Using RAID on EC2 EBS Volumes to Break the 1TB Barrier and Increase Performance

| 12 Comments

Amazon EC2 currently has a limit of 1,000 GB (1 TB) for EBS volumes (Elastic Block Store). It is possible to create file systems larger than this limit using RAID 0 across multiple EBS volumes. Using RAID 0 can also improve the performance of the file system reducing total IO wait as demonstrated in a number of published EBS performance tests.

The following instructions walk through one way to set up RAID 0 across multiple EBS volumes. Note that there is a limit on the size of a file system on 32-bit instances, but 64-bit instances can get unreasonably large. This test was run with 40 EBS volumes of 1,000 GB each for a total of 40,000 GB (40 TB) in the resulting file system.

Actual command line output showing the size of the RAID:

# df /vol
Filesystem           1K-blocks      Used Available Use% Mounted on
/dev/md0             41942906368      1312 41942905056   1% /vol

# df -h /vol
Filesystem            Size  Used Avail Use% Mounted on
/dev/md0               40T  1.3M   40T   1% /vol

These commands can run in less than 10 minutes and this could probably be reduced further by parallelizing the creation and attaching of the EBS volumes.

Note that the default limit is 20 EBS volumes per EC2 account. You can request an increase from Amazon if you need more.

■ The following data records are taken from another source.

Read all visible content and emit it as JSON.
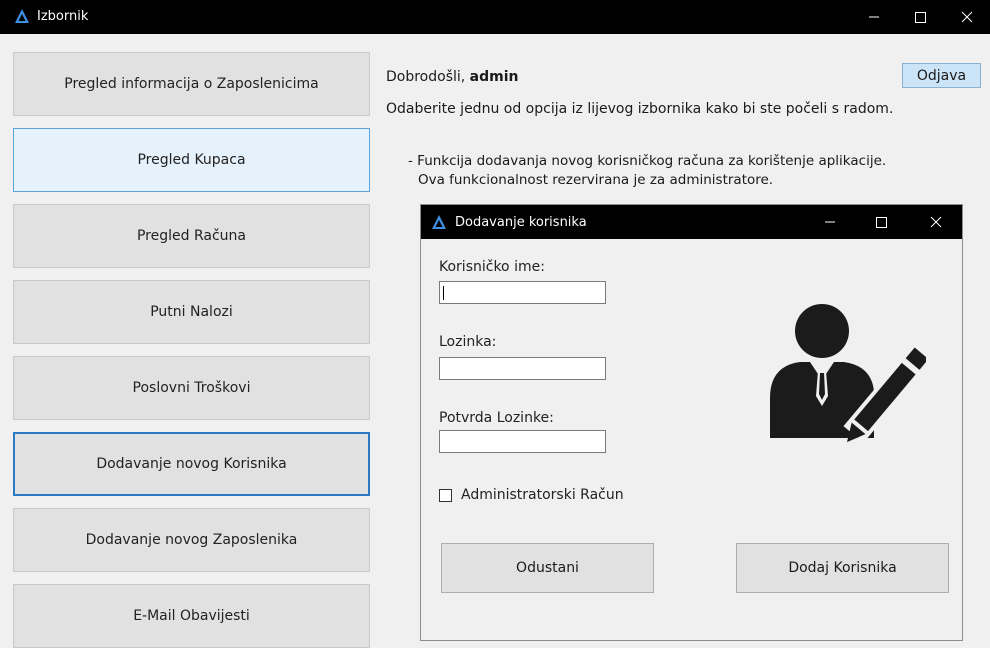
{
  "window": {
    "title": "Izbornik"
  },
  "menu": {
    "items": [
      {
        "label": "Pregled informacija o Zaposlenicima"
      },
      {
        "label": "Pregled Kupaca"
      },
      {
        "label": "Pregled Računa"
      },
      {
        "label": "Putni Nalozi"
      },
      {
        "label": "Poslovni Troškovi"
      },
      {
        "label": "Dodavanje novog Korisnika"
      },
      {
        "label": "Dodavanje novog Zaposlenika"
      },
      {
        "label": "E-Mail Obavijesti"
      }
    ]
  },
  "header": {
    "greeting": "Dobrodošli, ",
    "username": "admin",
    "logout_label": "Odjava",
    "instruction": "Odaberite jednu od opcija iz lijevog izbornika kako bi ste počeli s radom.",
    "description_line1": "- Funkcija dodavanja novog korisničkog računa za korištenje aplikacije.",
    "description_line2": "Ova funkcionalnost rezervirana je za administratore."
  },
  "dialog": {
    "title": "Dodavanje korisnika",
    "username_label": "Korisničko ime:",
    "username_value": "",
    "password_label": "Lozinka:",
    "password_value": "",
    "confirm_label": "Potvrda Lozinke:",
    "confirm_value": "",
    "admin_checkbox_label": "Administratorski Račun",
    "admin_checked": false,
    "cancel_label": "Odustani",
    "submit_label": "Dodaj Korisnika"
  },
  "colors": {
    "accent": "#2a7ac4",
    "hover": "#e5f1fb",
    "logo": "#3d8fe0"
  },
  "icons": [
    "app-logo-icon",
    "minimize-icon",
    "maximize-icon",
    "close-icon",
    "user-edit-icon",
    "checkbox-icon"
  ]
}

Caution: 40 TB of EBS storage on EC2 will cost $4,000 per month plus usage charges.

Instructions

Start a 64-bit instance (say, Ubuntu 8.04 Hardy from http://alestic.com). Use your own KEYPAIR:

ec2-run-instances   --key KEYPAIR   --instance-type c1.xlarge   --availability-zone us-east-1a   ami-0772946e

Configurable parameters (set on both local host and on EC2 instance):

instanceid=i-XXXXXXXX
volumes=40
size=1000
mountpoint=/vol

On the local host (with EC2 API tools installed)…

Create and attach EBS volumes:

devices=$(perl -e 'for$i("h".."k"){for$j("",1..15){print"/dev/sd$i$j\n"}}'|
           head -$volumes)
devicearray=($devices)
volumeids=
i=1
while [ $i -le $volumes ]; do
  volumeid=$(ec2-create-volume -z us-east-1a --size $size | cut -f2)
  echo "$i: created  $volumeid"
  device=${devicearray[$(($i-1))]}
  ec2-attach-volume -d $device -i $instanceid $volumeid
  volumeids="$volumeids $volumeid"
  let i=i+1
done
echo "volumeids='$volumeids'"

On the EC2 instance (after setting parameters as above)…

Install software:

sudo apt-get update &&
sudo apt-get install -y mdadm xfsprogs

Set up the RAID 0 device:

devices=$(perl -e 'for$i("h".."k"){for$j("",1..15){print"/dev/sd$i$j\n"}}'|
           head -$volumes)

yes | sudo mdadm   --create /dev/md0   --level 0   --metadata=1.1   --chunk 256   --raid-devices $volumes   $devices

echo DEVICE $devices       | sudo tee    /etc/mdadm.conf
sudo mdadm --detail --scan | sudo tee -a /etc/mdadm.conf

Create the file system (pick your preferred file system type)

sudo mkfs.xfs /dev/md0

Mount:

echo "/dev/md0 $mountpoint xfs noatime 0 0" | sudo tee -a /etc/fstab
sudo mkdir $mountpoint
sudo mount $mountpoint

Check it out:

df -h $mountpoint

When you’re done with it and want to destroy the data and stop paying for storage, tear it down:

sudo umount $mountpoint
sudo mdadm --stop /dev/md0

Terminate the instance:

sudo shutdown -h now

On the local host (with EC2 API tools installed)…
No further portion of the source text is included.